HALLOWEEN - LA NUIT DES MASQUES
Titre: Halloween
Réalisateur: John Carpenter
Interprètes: Jamie Lee Curtis

 

Donald Pleasence
Nancy Loomis
P.J. Soles
Nick Castle
 
 
Année: 1978
Genre: Slasher
Pays: USA
Editeur Opening


Critique:

Avec HALLOWEEN, réalisé en 1978, John Carpenter donnait ses lettres de noblesses à un sous-genre du cinéma d'horreur qui devint fort rentable au début de la décennie suivante: le slasher. Bien sûr, les tueurs fous massacrant des jeunes fêtards n'avaient pas attendu le cinéaste pour se manifester, comme en témoigne des titres comme DRIVE IN MASSACRE et GORE GORE GIRLS ou, dans un registre plus respectable, le PSYCHOSE de Hitchcock, BLACK CHRISTMAS ou de nombreux gialli à commencer par le classique BAIE SANGLANTE.

Néanmoins HALLOWEEN allait véritablement codifié le genre en présentant un serial killer iconique personnifiant à ce point le Mal que les anglophones le surnommèrent "The Shape", autrement dit "la Forme". Cette Forme maléfique c'est évidemment Michael Myers, un jeune garçon de 6 ans qui, pour une raison inconnue, tue sa sœur le soir d'Halloween, en 1963. Interné pendant quinze ans, il s'échappe peu avant la nuit d'Halloween et retourne vers sa ville natale d'Haddonfield…le carnage peut recommencer et seul le docteur Sam Loomis (Donald Pleasence) semble à même de stopper le meurtrier.

HALLOWEEN permis à John Carpenter de démontrer l'étendue de son talent en optant pour un budget restreint et en misant essentiellement sur l'attente, l'angoisse et l'atmosphère. En baptisant son médecin héroïque (mais également au bord de la folie obsessionnelle) du même nom que le personnage incarné par John Gavin dans PSYCHOSE, le cinéaste assume pleinement ses influences et se réfère bien davantage au maître du suspense qu'à l'horreur proprement dite, à la différence de sa sanglante descendance. N'oublions pas non plus que Jamie Lee Curtis n'est autre que la fille de Janet Leigh, ce qui renvoie une nouvelle fois à l'œuvre fondatrice de Hitchcock.

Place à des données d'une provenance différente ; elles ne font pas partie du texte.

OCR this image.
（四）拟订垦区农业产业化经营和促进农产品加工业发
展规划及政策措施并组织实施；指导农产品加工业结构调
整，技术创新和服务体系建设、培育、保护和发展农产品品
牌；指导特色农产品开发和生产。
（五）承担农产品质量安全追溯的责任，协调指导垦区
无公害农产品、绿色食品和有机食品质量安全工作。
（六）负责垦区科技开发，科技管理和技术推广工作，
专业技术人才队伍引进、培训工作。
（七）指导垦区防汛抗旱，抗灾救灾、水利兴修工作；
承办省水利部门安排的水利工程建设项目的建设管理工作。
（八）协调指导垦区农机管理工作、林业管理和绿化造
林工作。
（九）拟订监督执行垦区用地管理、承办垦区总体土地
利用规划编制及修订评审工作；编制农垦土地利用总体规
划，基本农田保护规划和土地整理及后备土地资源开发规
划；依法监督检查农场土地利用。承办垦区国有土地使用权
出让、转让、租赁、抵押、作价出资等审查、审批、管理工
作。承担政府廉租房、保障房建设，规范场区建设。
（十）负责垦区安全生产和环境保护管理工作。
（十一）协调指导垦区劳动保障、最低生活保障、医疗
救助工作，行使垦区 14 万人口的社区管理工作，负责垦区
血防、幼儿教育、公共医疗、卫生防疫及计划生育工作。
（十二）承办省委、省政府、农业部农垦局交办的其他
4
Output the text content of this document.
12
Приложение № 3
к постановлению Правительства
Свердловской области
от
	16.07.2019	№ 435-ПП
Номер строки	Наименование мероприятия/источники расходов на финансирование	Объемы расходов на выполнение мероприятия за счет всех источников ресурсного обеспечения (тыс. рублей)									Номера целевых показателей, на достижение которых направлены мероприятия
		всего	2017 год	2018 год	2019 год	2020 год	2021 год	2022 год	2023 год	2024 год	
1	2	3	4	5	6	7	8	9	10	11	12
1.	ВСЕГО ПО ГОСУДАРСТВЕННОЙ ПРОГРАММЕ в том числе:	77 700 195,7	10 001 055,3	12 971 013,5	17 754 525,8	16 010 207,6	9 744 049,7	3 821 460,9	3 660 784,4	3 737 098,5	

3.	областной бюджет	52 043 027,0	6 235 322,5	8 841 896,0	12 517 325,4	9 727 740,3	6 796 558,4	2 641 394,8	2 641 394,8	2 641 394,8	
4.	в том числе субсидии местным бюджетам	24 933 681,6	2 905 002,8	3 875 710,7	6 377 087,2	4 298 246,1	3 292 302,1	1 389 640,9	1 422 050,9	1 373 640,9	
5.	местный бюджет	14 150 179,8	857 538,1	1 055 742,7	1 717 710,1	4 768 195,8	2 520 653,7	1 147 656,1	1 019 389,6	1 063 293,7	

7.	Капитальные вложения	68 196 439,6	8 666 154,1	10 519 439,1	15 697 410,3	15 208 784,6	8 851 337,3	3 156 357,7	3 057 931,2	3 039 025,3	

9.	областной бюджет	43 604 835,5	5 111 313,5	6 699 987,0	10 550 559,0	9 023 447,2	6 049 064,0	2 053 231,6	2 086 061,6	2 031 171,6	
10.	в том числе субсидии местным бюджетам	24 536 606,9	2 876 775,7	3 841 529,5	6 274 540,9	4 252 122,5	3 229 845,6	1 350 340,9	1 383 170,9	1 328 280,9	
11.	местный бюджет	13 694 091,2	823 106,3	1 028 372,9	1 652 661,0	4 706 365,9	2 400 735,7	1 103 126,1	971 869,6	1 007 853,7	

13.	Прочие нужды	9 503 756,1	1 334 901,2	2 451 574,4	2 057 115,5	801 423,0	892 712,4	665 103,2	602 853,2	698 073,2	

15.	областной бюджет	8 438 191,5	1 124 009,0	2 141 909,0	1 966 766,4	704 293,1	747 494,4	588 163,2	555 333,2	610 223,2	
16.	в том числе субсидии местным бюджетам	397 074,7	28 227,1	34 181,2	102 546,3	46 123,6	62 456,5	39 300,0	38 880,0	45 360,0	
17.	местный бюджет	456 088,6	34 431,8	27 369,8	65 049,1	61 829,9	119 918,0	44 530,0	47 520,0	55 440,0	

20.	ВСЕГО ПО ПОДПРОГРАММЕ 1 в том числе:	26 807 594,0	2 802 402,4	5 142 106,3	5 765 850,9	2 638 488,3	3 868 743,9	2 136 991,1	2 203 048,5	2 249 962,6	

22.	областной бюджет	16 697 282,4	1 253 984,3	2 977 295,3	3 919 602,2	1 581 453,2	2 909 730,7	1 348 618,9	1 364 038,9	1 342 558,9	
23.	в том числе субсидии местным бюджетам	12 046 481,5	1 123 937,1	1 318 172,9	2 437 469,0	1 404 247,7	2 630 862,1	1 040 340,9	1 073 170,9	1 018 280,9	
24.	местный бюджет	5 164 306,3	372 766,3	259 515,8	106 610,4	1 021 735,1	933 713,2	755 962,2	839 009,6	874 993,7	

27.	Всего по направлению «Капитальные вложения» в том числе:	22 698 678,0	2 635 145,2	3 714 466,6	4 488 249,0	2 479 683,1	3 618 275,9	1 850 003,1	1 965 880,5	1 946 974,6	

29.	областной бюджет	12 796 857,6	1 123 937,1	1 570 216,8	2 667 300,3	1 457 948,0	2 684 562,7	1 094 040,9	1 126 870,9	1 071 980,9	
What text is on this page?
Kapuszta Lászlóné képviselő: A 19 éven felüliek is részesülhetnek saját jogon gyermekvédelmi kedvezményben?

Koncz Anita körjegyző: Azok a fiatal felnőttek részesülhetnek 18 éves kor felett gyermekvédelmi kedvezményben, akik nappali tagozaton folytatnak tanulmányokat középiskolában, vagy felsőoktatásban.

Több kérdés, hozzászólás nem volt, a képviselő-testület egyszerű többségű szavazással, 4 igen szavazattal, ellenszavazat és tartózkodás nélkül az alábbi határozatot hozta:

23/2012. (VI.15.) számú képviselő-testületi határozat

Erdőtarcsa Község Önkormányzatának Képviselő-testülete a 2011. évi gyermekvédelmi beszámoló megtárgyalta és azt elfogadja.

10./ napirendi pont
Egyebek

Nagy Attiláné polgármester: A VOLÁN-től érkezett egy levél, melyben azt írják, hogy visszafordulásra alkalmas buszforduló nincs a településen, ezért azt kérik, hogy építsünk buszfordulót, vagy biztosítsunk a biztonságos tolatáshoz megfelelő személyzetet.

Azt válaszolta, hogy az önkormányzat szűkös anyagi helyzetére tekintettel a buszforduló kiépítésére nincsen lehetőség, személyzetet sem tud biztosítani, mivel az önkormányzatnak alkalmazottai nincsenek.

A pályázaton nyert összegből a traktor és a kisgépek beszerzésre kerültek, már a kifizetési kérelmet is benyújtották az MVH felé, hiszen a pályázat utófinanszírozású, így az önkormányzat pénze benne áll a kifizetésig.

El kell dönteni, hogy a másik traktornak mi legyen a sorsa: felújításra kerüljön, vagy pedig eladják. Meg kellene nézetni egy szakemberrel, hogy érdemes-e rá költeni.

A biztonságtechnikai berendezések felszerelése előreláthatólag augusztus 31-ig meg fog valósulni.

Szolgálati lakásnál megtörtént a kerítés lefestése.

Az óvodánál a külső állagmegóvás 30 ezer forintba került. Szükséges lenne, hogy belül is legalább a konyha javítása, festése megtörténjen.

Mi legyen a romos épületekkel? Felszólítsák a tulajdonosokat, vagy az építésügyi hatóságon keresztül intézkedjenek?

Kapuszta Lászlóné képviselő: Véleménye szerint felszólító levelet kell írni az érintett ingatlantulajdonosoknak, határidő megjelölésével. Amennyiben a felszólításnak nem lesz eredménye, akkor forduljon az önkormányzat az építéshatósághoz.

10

Avec son utilisation magistrale de l'image (et sa manière d'user des ombres, par exemple), son thème musical imparable et sa personnification glaçante de la peur en la personne de Myers et de son masque légendaire, HALLOWEEN demeure un modèle d'épouvante suggestive. Le seul bémol que l'ont peut trouver au film de Carpenter ne lui incombe aucunement: trente ans plus tard, HALLOWEEN a été tellement pillé que les spectateurs le découvrant pour la première fois risquent de ne pas l'apprécier à sa juste valeur.

Vampirisé par des centaines (littéralement!) imitations, affaiblis par une longue suite de séquelles souvent peu inspirées, HALLOWEEN ne fera sans doute plus autant frissonner les amateurs du genre. Le rythme, aujourd'hui, est pensé différemment et le genre, dans son ensemble, est souvent pris avec plus de second degré, comme en témoigne la popularité de SCREAM et autres URBAN LEGENDS. La progression vers le final pourra sembler légèrement ennuyeuse à certains spectateurs ayant été biberonnés aux titres de Wes Craven (et ce quel que soit l'opinion que l'on puisse avoir sur cette saga) ou à la boucherie pure de slashers à la SAW.

La première partie du métrage, conçue pour installer l'effroi, souffre très probablement de nombreuses longueurs et séquences pas vraiment utiles au déroulement de l'intrigue mais les apparitions furtives de Myers suffisent pourtant à instaurer un vrai climat d'angoisse. En dépit des défauts du métrage, chacun reconnaîtra toutefois la maîtrise de la mise en scène et l'efficacité inégalée d'un final propre à provoquer quelques sursauts, même après de nombreuses visions. Alors, oui, HALLOWEEN a légèrement vieilli, comme beaucoup de métrages de la même époque d'ailleurs. Mais qu'importe, cela demeure un incontournable du slasher et, probablement, le meilleur représentant de ce sous-genre pauvre en œuvres réellement marquantes.

Bref, une date du cinéma d'horreur, à voir ou à revoir!